Ben H
Ben H

Reputation: 3905

Can non-white-listed APIs in a Win32 library be used in a WinRT app?

I'm building a Windows Store App in C++ for desktop only, and I need to use a Win32 API that is not white-listed. For some background, only white-listed Win32 APIs are available to WinRT apps. I know that Win32 libraries can be used in WinRT apps, but my question is can the library contain non-white-listed API calls? Does it matter if the library is a DLL or static lib? I am not going to submit this app to the Windows Store, so as long as the app works, I'm not concerned about getting it approved by MS.

Upvotes: 0

Views: 107

Answers (1)

Rob Caplan - MSFT
Rob Caplan - MSFT

Reputation: 21889

If you can get the same behavior through supported API then I'd strongly recommend that. If not, then take a look at brokered Windows Runtime Components to allow the sideloaded Windows Runtime app to call a component in the desktop environment which can then use any desktop API.

If you deploy through the store then the app must pass certification and can only use or link to allowed API. The app won't pass certification if it contains any library which references blocked API.

If you aren't deploying through the store then passing certification is recommended but not required. The app can link to and call API which are not permitted for Windows Store apps, but the behavior is not guaranteed. Functions may not work as desired from the Windows Store app's context. In some cases it may be always fail. In others it may sometimes fail. In others it may succeed. Unsupported behavior may change without notice.

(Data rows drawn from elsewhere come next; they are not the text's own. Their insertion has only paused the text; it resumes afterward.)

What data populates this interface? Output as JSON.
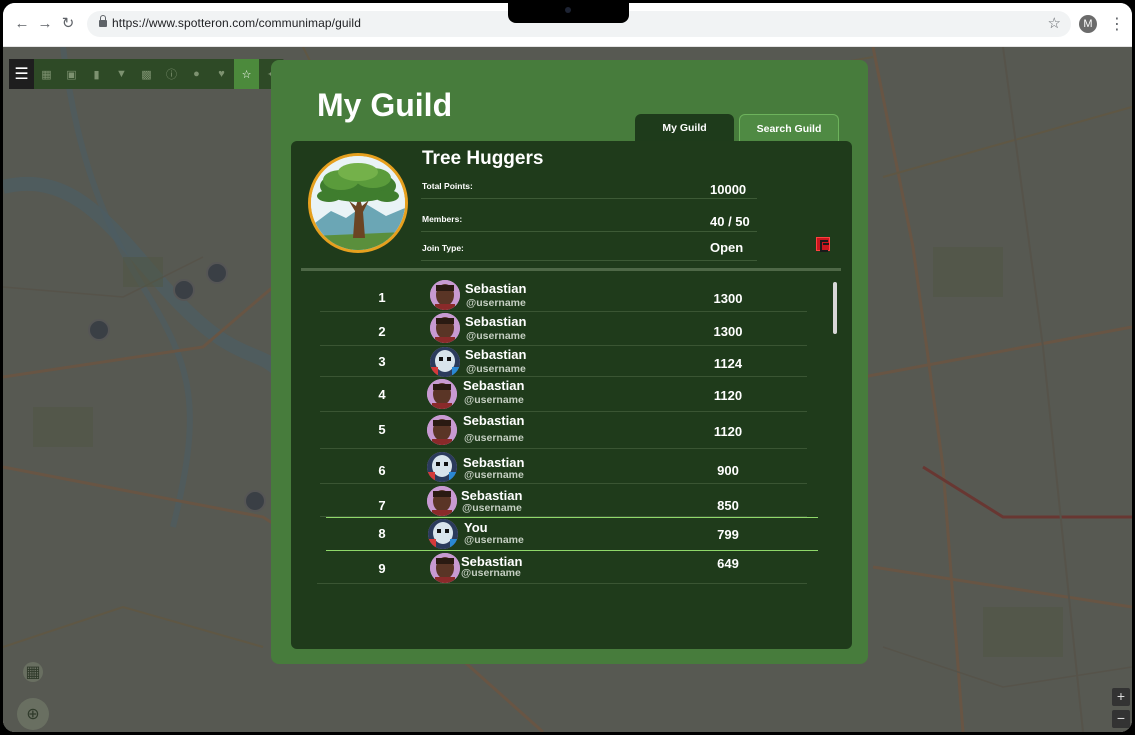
{
  "browser": {
    "url": "https://www.spotteron.com/communimap/guild",
    "profile_initial": "M"
  },
  "toolbar": {
    "icons": [
      "menu-icon",
      "grid-icon",
      "bookmark-icon",
      "chart-icon",
      "filter-icon",
      "binoculars-icon",
      "info-icon",
      "person-icon",
      "heart-icon",
      "guild-icon",
      "bolt-icon"
    ]
  },
  "panel": {
    "title": "My Guild",
    "tabs": [
      {
        "label": "My Guild",
        "active": true
      },
      {
        "label": "Search Guild",
        "active": false
      }
    ]
  },
  "guild": {
    "name": "Tree Huggers",
    "stats": [
      {
        "label": "Total Points:",
        "value": "10000"
      },
      {
        "label": "Members:",
        "value": "40 / 50"
      },
      {
        "label": "Join Type:",
        "value": "Open"
      }
    ]
  },
  "members": [
    {
      "rank": "1",
      "name": "Sebastian",
      "username": "@username",
      "score": "1300",
      "avatar": "avatar-portrait"
    },
    {
      "rank": "2",
      "name": "Sebastian",
      "username": "@username",
      "score": "1300",
      "avatar": "avatar-portrait"
    },
    {
      "rank": "3",
      "name": "Sebastian",
      "username": "@username",
      "score": "1124",
      "avatar": "avatar-masked"
    },
    {
      "rank": "4",
      "name": "Sebastian",
      "username": "@username",
      "score": "1120",
      "avatar": "avatar-portrait"
    },
    {
      "rank": "5",
      "name": "Sebastian",
      "username": "@username",
      "score": "1120",
      "avatar": "avatar-portrait"
    },
    {
      "rank": "6",
      "name": "Sebastian",
      "username": "@username",
      "score": "900",
      "avatar": "avatar-masked"
    },
    {
      "rank": "7",
      "name": "Sebastian",
      "username": "@username",
      "score": "850",
      "avatar": "avatar-portrait"
    },
    {
      "rank": "8",
      "name": "You",
      "username": "@username",
      "score": "799",
      "avatar": "avatar-masked",
      "is_you": true
    },
    {
      "rank": "9",
      "name": "Sebastian",
      "username": "@username",
      "score": "649",
      "avatar": "avatar-portrait"
    }
  ],
  "map_controls": {
    "zoom_in": "+",
    "zoom_out": "−"
  },
  "colors": {
    "panel_green": "#477c3c",
    "inner_dark_green": "#1f3b1b",
    "highlight_row": "#8fd86a",
    "leave_red": "#c8161e"
  }
}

Using a brokered Windows Runtime Component to call the desktop API from the desktop environment will be safer and more consistent.

At a high level it doesn't matter if the library is a DLL or a static lib; however, since the linker will likely remove unused calls from the static lib, linking to a static library which contains disallowed but unused calls may pass certification while linking to a DLL with the same calls would fail.